The rule reflected a debate on whether certain regulatory approaches may be susceptible to arbitrage generally and whether this rule is warranted given that covered payment providers are already subject to various consumer protection laws because of the products and services they offer.
Regulatory arbitrage occurs when a company structures its offerings to avoid costly or onerous regulatory requirements or supervision. For example, a firm that performs similar functions to banks (e.g., by holding cash or facilitating payments for clients), while not organizing itself as a bank, may avoid onerous supervisory and regulatory requirements (such as bank chartering and deposit insurance premiums) but may still benefit from access to low-cost funds and revenue from transfers. This can raise policy questions about whether the regulations applicable to these firms adequately account for the full scale of risks posed by their activities or whether they have an unfair advantage over other market participants. This rule would have brought covered digital wallet and P2P applications into a consumer protection supervisory regime similar to those that are already applicable to traditional banks and credit unions.
Critics of this rule, on the other hand, note that many of the products and services offered by covered companies—such as credit cards, prepaid cards, or checking account transactions—can be subject to federal consumer protection laws like the EFTA, GLBA, and the Truth in Lending Act. As such, they argue, subjecting covered companies to the rule is unnecessary. For example, two industry trade associations filed a lawsuit, TechNet and NetChoice LLC v. CFPB, requesting the court to vacate the rule. In response to the rule's rescission, the plaintiffs voluntarily dismissed their suit. The plaintiffs had alleged that the rule violated the Administrative Procedure Act, P.L. 79-404 because it was arbitrary and capricious and exceeded the CFPB's statutory authority.

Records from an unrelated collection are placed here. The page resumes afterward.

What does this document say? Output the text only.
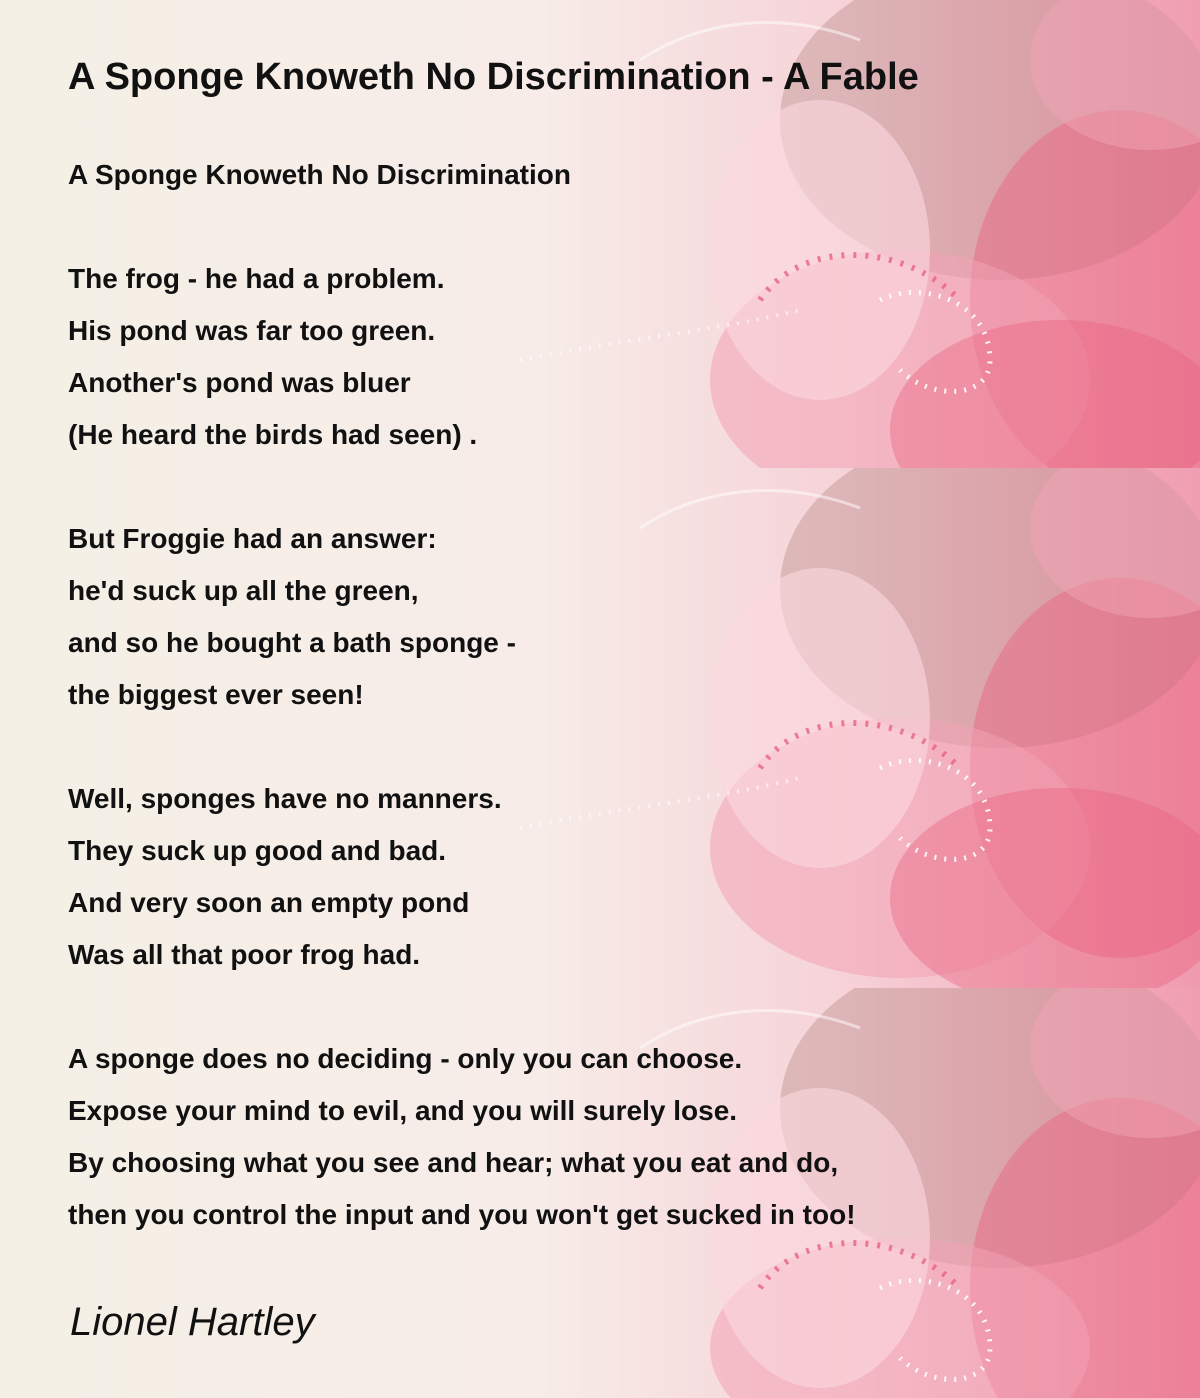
A Sponge Knoweth No Discrimination - A Fable
A Sponge Knoweth No Discrimination
The frog - he had a problem.
His pond was far too green.
Another's pond was bluer
(He heard the birds had seen) .
But Froggie had an answer:
he'd suck up all the green,
and so he bought a bath sponge -
the biggest ever seen!
Well, sponges have no manners.
They suck up good and bad.
And very soon an empty pond
Was all that poor frog had.
A sponge does no deciding - only you can choose.
Expose your mind to evil, and you will surely lose.
By choosing what you see and hear; what you eat and do,
then you control the input and you won't get sucked in too!
Lionel Hartley
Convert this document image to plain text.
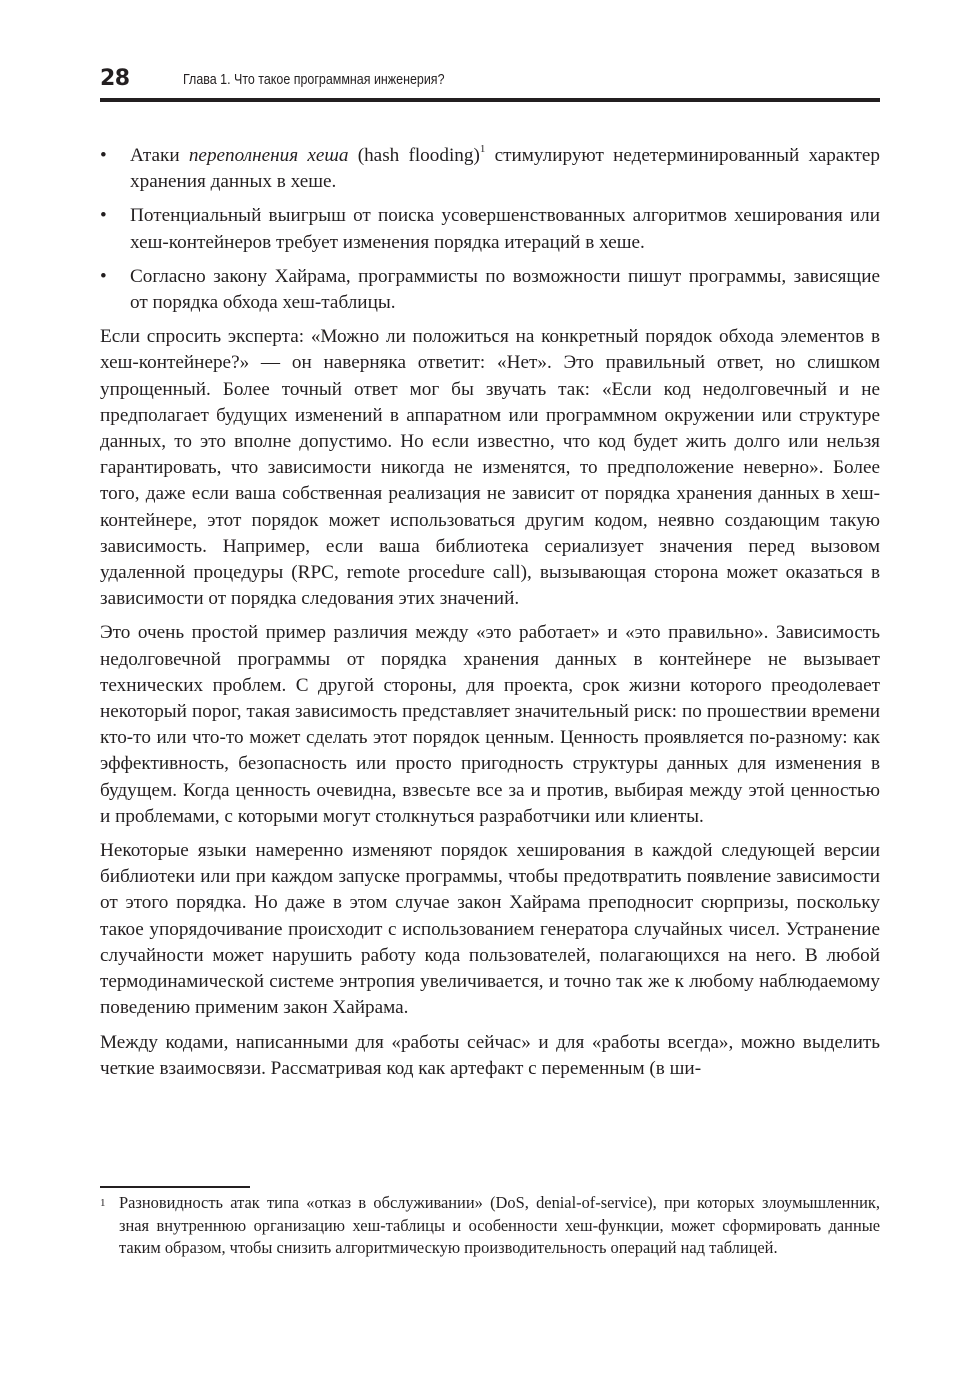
28	Глава 1. Что такое программная инженерия?
• Атаки переполнения хеша (hash flooding)$^1$ стимулируют недетерминированный характер хранения данных в хеше.
• Потенциальный выигрыш от поиска усовершенствованных алгоритмов хеширования или хеш-контейнеров требует изменения порядка итераций в хеше.
• Согласно закону Хайрама, программисты по возможности пишут программы, зависящие от порядка обхода хеш-таблицы.

Если спросить эксперта: «Можно ли положиться на конкретный порядок обхода элементов в хеш-контейнере?» — он наверняка ответит: «Нет». Это правильный ответ, но слишком упрощенный. Более точный ответ мог бы звучать так: «Если код недолговечный и не предполагает будущих изменений в аппаратном или программном окружении или структуре данных, то это вполне допустимо. Но если известно, что код будет жить долго или нельзя гарантировать, что зависимости никогда не изменятся, то предположение неверно». Более того, даже если ваша собственная реализация не зависит от порядка хранения данных в хеш-контейнере, этот порядок может использоваться другим кодом, неявно создающим такую зависимость. Например, если ваша библиотека сериализует значения перед вызовом удаленной процедуры (RPC, remote procedure call), вызывающая сторона может оказаться в зависимости от порядка следования этих значений.

Это очень простой пример различия между «это работает» и «это правильно». Зависимость недолговечной программы от порядка хранения данных в контейнере не вызывает технических проблем. С другой стороны, для проекта, срок жизни которого преодолевает некоторый порог, такая зависимость представляет значительный риск: по прошествии времени кто-то или что-то может сделать этот порядок ценным. Ценность проявляется по-разному: как эффективность, безопасность или просто пригодность структуры данных для изменения в будущем. Когда ценность очевидна, взвесьте все за и против, выбирая между этой ценностью и проблемами, с которыми могут столкнуться разработчики или клиенты.

Некоторые языки намеренно изменяют порядок хеширования в каждой следующей версии библиотеки или при каждом запуске программы, чтобы предотвратить появление зависимости от этого порядка. Но даже в этом случае закон Хайрама преподносит сюрпризы, поскольку такое упорядочивание происходит с использованием генератора случайных чисел. Устранение случайности может нарушить работу кода пользователей, полагающихся на него. В любой термодинамической системе энтропия увеличивается, и точно так же к любому наблюдаемому поведению применим закон Хайрама.

Между кодами, написанными для «работы сейчас» и для «работы всегда», можно выделить четкие взаимосвязи. Рассматривая код как артефакт с переменным (в ши-

1 Разновидность атак типа «отказ в обслуживании» (DoS, denial-of-service), при которых злоумышленник, зная внутреннюю организацию хеш-таблицы и особенности хеш-функции, может сформировать данные таким образом, чтобы снизить алгоритмическую производительность операций над таблицей.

Specifically, the plaintiffs argued, among other things, that the CFPB, in defining larger participants subject to its supervision, failed to assess whether state laws sufficiently regulate covered products to account for consumer risk, or "to consider what is good for consumers," as required by Dodd-Frank. The plaintiffs further alleged that the rule would have placed "enormous burdens" on covered firms, which would have "inhibit[ed] innovation and the roll-out of new products and features."

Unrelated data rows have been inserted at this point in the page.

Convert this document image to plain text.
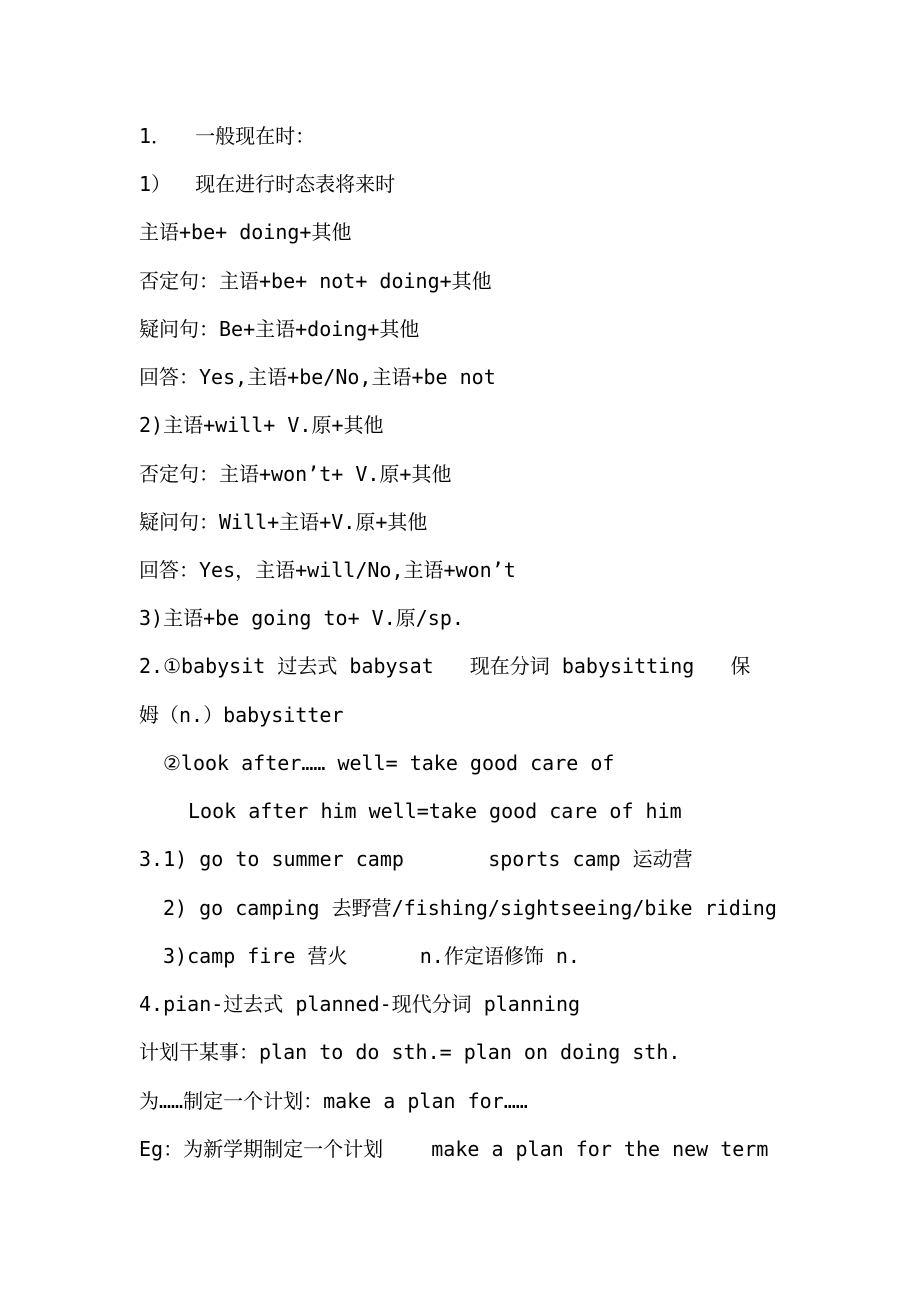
1．  一般现在时：
1）  现在进行时态表将来时
主语+be+ doing+其他
否定句：主语+be+ not+ doing+其他
疑问句：Be+主语+doing+其他
回答：Yes,主语+be/No,主语+be not
2)主语+will+ V.原+其他
否定句：主语+won’t+ V.原+其他
疑问句：Will+主语+V.原+其他
回答：Yes，主语+will/No,主语+won’t
3)主语+be going to+ V.原/sp.
2.①babysit 过去式 babysat   现在分词 babysitting   保
姆（n.）babysitter
②look after…… well= take good care of
Look after him well=take good care of him
3.1) go to summer camp       sports camp 运动营
2) go camping 去野营/fishing/sightseeing/bike riding
3)camp fire 营火      n.作定语修饰 n.
4.pian-过去式 planned-现代分词 planning
计划干某事：plan to do sth.= plan on doing sth.
为……制定一个计划：make a plan for……
Eg：为新学期制定一个计划    make a plan for the new term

The CFPB did not file a response to the plaintiffs' complaint before the complaint was dismissed, but the preamble to the rule addressed some of the arguments ultimately raised by the plaintiffs. The CFPB argued that, while some of the products and services offered by covered companies are subject to federal consumer protection laws, others they offer are not. The CFPB further asserted that subjecting covered firms to up-front supervision would enable consumer financial law to be "enforced consistently … to promote fair competition."

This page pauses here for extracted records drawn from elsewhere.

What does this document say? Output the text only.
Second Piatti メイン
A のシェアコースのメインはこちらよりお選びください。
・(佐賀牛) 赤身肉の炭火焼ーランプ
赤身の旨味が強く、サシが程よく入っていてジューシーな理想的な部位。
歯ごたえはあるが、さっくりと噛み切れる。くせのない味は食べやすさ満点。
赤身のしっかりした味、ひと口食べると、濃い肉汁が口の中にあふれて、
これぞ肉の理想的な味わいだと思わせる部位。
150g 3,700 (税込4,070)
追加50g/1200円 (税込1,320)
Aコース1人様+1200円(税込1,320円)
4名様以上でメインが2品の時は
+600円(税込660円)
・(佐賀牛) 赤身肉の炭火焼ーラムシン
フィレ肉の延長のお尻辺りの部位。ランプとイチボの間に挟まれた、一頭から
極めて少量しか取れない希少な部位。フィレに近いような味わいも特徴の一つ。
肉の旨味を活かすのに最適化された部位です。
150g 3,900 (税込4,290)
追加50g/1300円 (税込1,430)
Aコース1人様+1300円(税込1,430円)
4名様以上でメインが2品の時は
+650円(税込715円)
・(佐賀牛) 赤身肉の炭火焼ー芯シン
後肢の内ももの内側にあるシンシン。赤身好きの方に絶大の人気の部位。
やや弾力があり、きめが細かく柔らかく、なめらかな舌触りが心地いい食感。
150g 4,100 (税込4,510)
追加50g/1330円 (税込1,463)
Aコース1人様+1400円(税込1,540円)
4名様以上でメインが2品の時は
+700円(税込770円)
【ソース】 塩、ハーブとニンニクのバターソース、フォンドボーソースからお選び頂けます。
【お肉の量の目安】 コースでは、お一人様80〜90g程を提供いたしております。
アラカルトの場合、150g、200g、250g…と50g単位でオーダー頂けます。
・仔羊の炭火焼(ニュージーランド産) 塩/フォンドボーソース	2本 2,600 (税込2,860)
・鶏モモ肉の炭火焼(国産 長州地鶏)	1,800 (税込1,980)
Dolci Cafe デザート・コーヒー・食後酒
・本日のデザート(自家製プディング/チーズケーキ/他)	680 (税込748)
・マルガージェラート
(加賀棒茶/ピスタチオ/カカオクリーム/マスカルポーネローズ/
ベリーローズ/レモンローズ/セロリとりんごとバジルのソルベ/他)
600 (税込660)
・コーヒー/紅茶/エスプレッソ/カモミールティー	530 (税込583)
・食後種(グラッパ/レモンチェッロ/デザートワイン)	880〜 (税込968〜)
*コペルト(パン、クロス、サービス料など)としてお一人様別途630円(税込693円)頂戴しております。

This rule was overturned by Congress under the fast-track legislative procedures of the CRA. On February 27, 2025, Representative Flood and Senator Ricketts introduced, respectively, bicameral joint resolutions, H.J.Res. 64 and S.J.Res. 28, which aimed to overturn the rules using the CRA. In March and April 2025, respectively, the Senate and the House voted to pass S.J.Res. 28, which the President signed into law (P.L. 119-11). Because a joint disapproval was enacted, the CFPB may not issue a rule in "substantially the same form" in the future absent authorization in a subsequent law. The CRA does not define the phrase substantially the same form, and no courts have weighed in on the phrase's meaning.